Brandon suggestions for using meld helps, but the plot below still doesn't have the legend correct...
names(df_fault)[2:3] <- c("variable","value") # for rbind
dat <- melt(df_maint, c("date")) # melted
dat <- rbind(dat, df_fault)
p1 <- ggplot(dat, aes(date,value, group = variable, color = variable)) + geom_line()
p1 + geom_point(data =
dat[dat$variable %in% c("Advisory","Non-Op"),],
aes(date,value, group = variable, color = variable, shape=variable)) +
scale_colour_discrete(name ="Fleet",
breaks=c("hrs", "repairs","Advisory","Non-Op"),
labels=c("usage hrs", "maint repairs","Advisory Faults","Non-Op Faults")) +
scale_shape_discrete(name ="Fleet",
breaks=c("hrs", "repairs","Advisory","Non-Op"),
labels=c("usage hrs", "maint repairs","Advisory Faults","Non-Op Faults"),
guide = "none")
Post script: I want to mention that it took some effort to apply the above procedure to an actual data set. Here's an summary of the process.
1) Identify the x axis variables, and grouping variables.

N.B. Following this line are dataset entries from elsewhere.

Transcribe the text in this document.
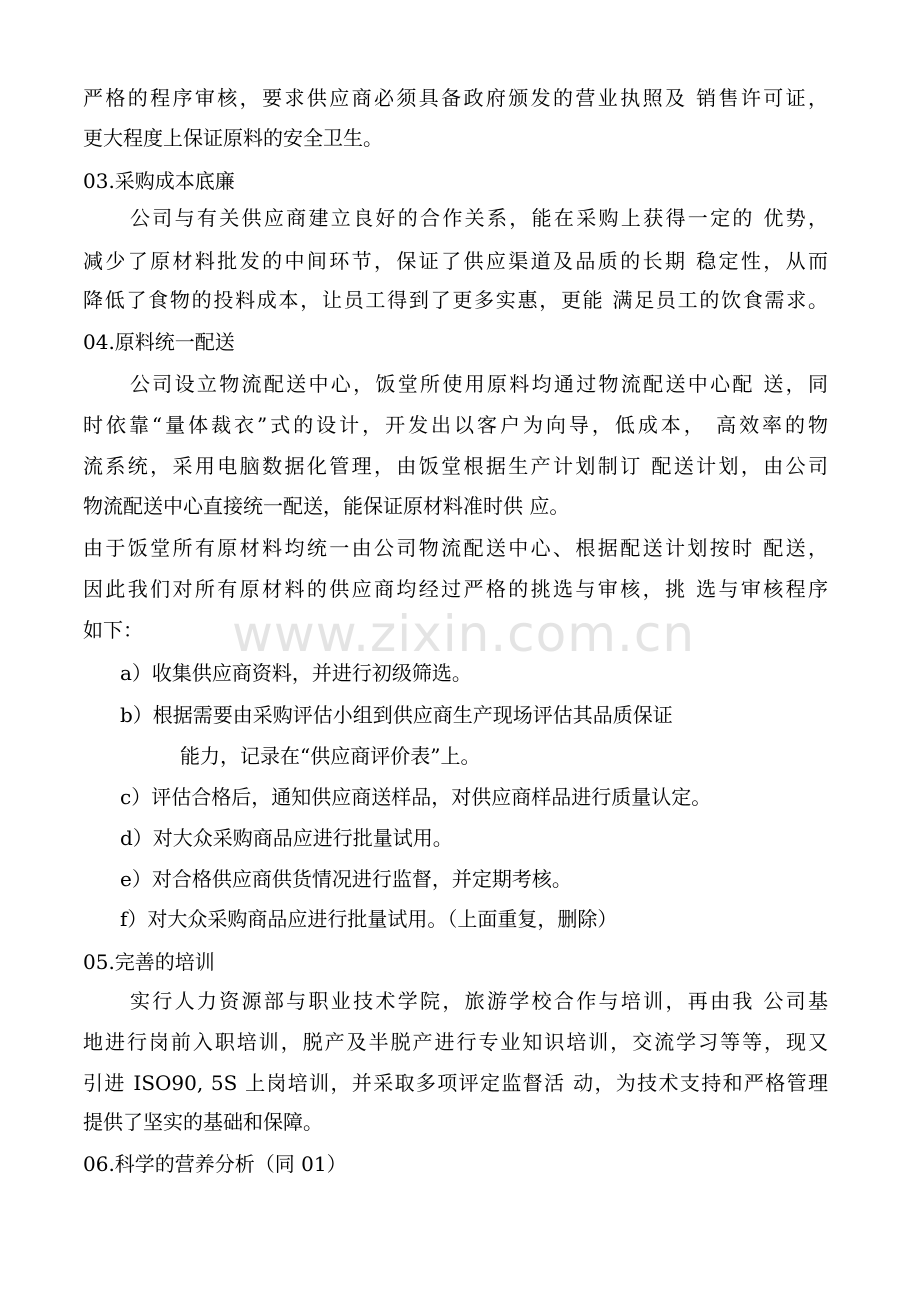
www.zixin.com.cn
严格的程序审核，要求供应商必须具备政府颁发的营业执照及 销售许可证，
更大程度上保证原料的安全卫生。
03.采购成本底廉
公司与有关供应商建立良好的合作关系，能在采购上获得一定的 优势，
减少了原材料批发的中间环节，保证了供应渠道及品质的长期 稳定性，从而
降低了食物的投料成本，让员工得到了更多实惠，更能 满足员工的饮食需求。
04.原料统一配送
公司设立物流配送中心，饭堂所使用原料均通过物流配送中心配 送，同
时依靠“量体裁衣”式的设计，开发出以客户为向导，低成本， 高效率的物
流系统，采用电脑数据化管理，由饭堂根据生产计划制订 配送计划，由公司
物流配送中心直接统一配送，能保证原材料准时供 应。
由于饭堂所有原材料均统一由公司物流配送中心、根据配送计划按时 配送，
因此我们对所有原材料的供应商均经过严格的挑选与审核，挑 选与审核程序
如下：
a）收集供应商资料，并进行初级筛选。
b）根据需要由采购评估小组到供应商生产现场评估其品质保证
能力，记录在“供应商评价表”上。
c）评估合格后，通知供应商送样品，对供应商样品进行质量认定。
d）对大众采购商品应进行批量试用。
e）对合格供应商供货情况进行监督，并定期考核。
f）对大众采购商品应进行批量试用。（上面重复，删除）
05.完善的培训
实行人力资源部与职业技术学院，旅游学校合作与培训，再由我 公司基
地进行岗前入职培训，脱产及半脱产进行专业知识培训，交流学习等等，现又
引进 ISO90, 5S 上岗培训，并采取多项评定监督活 动，为技术支持和严格管理
提供了坚实的基础和保障。
06.科学的营养分析（同 01）
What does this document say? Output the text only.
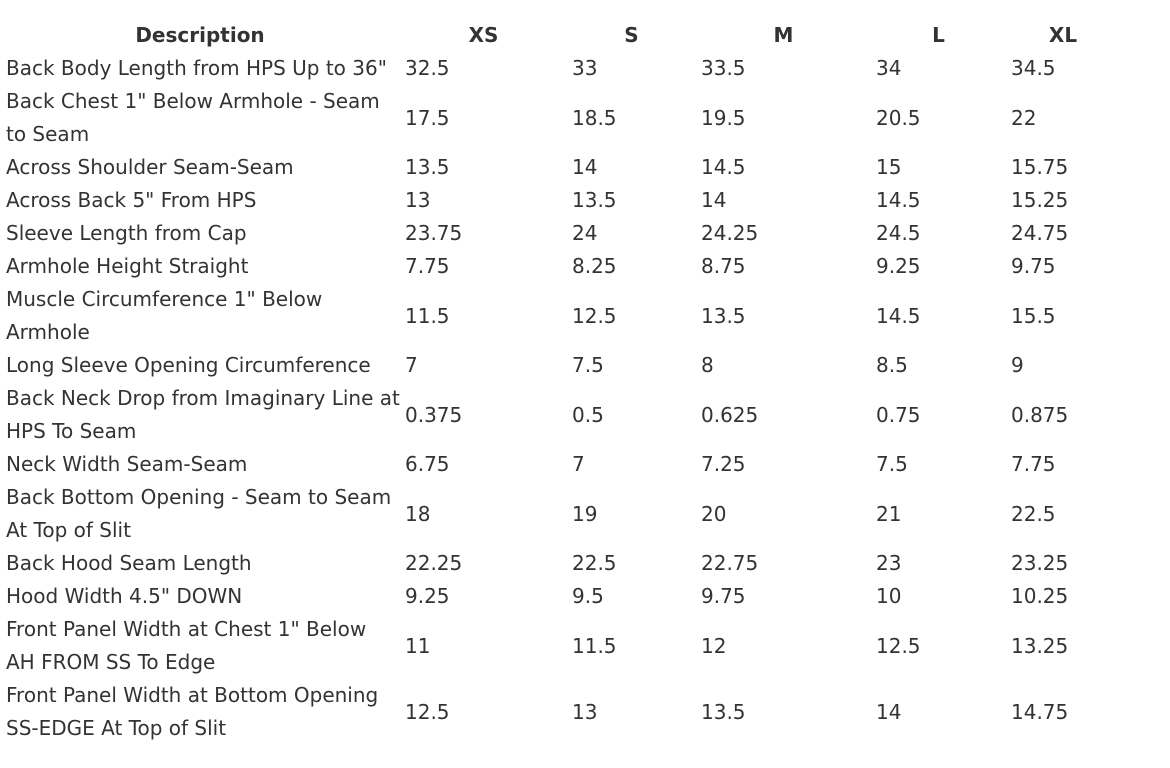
Description	XS	S	M	L	XL
Back Body Length from HPS Up to 36"	32.5	33	33.5	34	34.5
Back Chest 1" Below Armhole - Seam to Seam	17.5	18.5	19.5	20.5	22
Across Shoulder Seam-Seam	13.5	14	14.5	15	15.75
Across Back 5" From HPS	13	13.5	14	14.5	15.25
Sleeve Length from Cap	23.75	24	24.25	24.5	24.75
Armhole Height Straight	7.75	8.25	8.75	9.25	9.75
Muscle Circumference 1" Below Armhole	11.5	12.5	13.5	14.5	15.5
Long Sleeve Opening Circumference	7	7.5	8	8.5	9
Back Neck Drop from Imaginary Line at HPS To Seam	0.375	0.5	0.625	0.75	0.875
Neck Width Seam-Seam	6.75	7	7.25	7.5	7.75
Back Bottom Opening - Seam to Seam At Top of Slit	18	19	20	21	22.5
Back Hood Seam Length	22.25	22.5	22.75	23	23.25
Hood Width 4.5" DOWN	9.25	9.5	9.75	10	10.25
Front Panel Width at Chest 1" Below AH FROM SS To Edge	11	11.5	12	12.5	13.25
Front Panel Width at Bottom Opening SS-EDGE At Top of Slit	12.5	13	13.5	14	14.75
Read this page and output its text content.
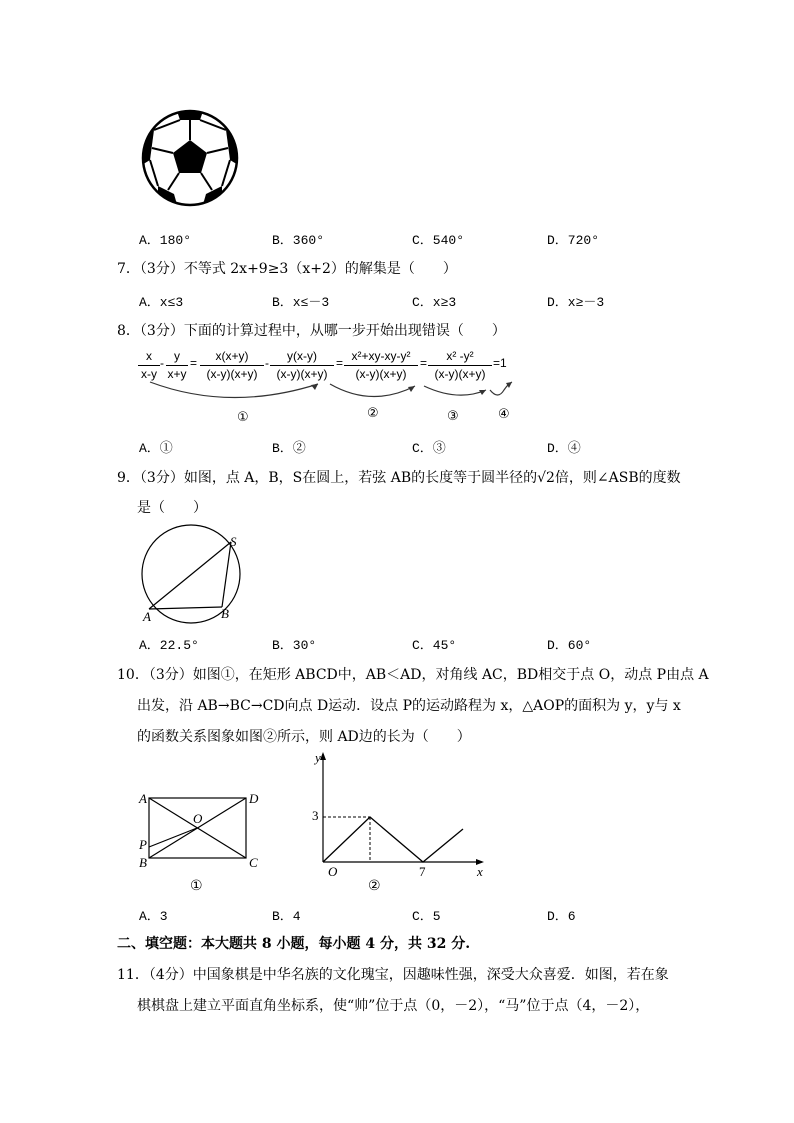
A．180°	B．360°	C．540°	D．720°
7．（3分）不等式 2x+9≥3（x+2）的解集是（　　）
A．x≤3	B．x≤－3	C．x≥3	D．x≥－3
8．（3分）下面的计算过程中，从哪一步开始出现错误（　　）
x
x-y
- y
x+y
=	x(x+y)
(x-y)(x+y)
-	y(x-y)
(x-y)(x+y)
= x²+xy-xy-y²
(x-y)(x+y)
=	x² -y²
(x-y)(x+y)
=1
①	②	③	④
A．①	B．②	C．③	D．④
9．（3分）如图，点 A，B，S在圆上，若弦 AB的长度等于圆半径的√2倍，则∠ASB的度数
是（　　）
S
A	B
A．22.5°	B．30°	C．45°	D．60°
10．（3分）如图①，在矩形 ABCD中，AB＜AD，对角线 AC，BD相交于点 O，动点 P由点 A
出发，沿 AB→BC→CD向点 D运动．设点 P的运动路程为 x，△AOP的面积为 y，y与 x
的函数关系图象如图②所示，则 AD边的长为（　　）
A	D
O
P
B	C
①
y
x
O
3
7
②
A．3	B．4	C．5	D．6
二、填空题：本大题共 8 小题，每小题 4 分，共 32 分.
11．（4分）中国象棋是中华名族的文化瑰宝，因趣味性强，深受大众喜爱．如图，若在象
棋棋盘上建立平面直角坐标系，使“帅”位于点（0，－2），“马”位于点（4，－2），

2) In the two data frames, rename the x axis variable and group variables to the same names
3) Use melt twice (example only used it once) to generate a melted data frame. Use the x axis and group variables as is.vars. Specify the variable that you want to plot as measure.vars.
3b) Do head on the melted data frames. You need to see the X axis variable names and the grouping variable names, followed by the field variable and values. The field variable has text values corresponding to the different y axis names.
4) Use rbind to combine the two melted dataframes
5) Do head on both steps 3 and 4 so you understand the storage of the data
6) Plot the lines for all the data. Include the modification of the legend title in this step, using + guides(color=guide_legend(title="Fleet")). I don't see this command in the example.
7) Create a subset from the melted data frame of the data that will have symbols. Add the symbols, but don't add the 2nd legend from symbols +scale_shape_discrete(name ="Fleet", guide = "none") in the example.
8) Adjust the legend line symbols using + guides(colour = guide_legend(override.aes = list(shape = c(32,32,16,17))))
9) Once you can see a nominal plot of lines with some symbols and the correct legend, you may need to repeat the above process after sorting the combined melted data frame in order to get the correct lines / symbols in front. You may want to sort on variable, and the x axis fields.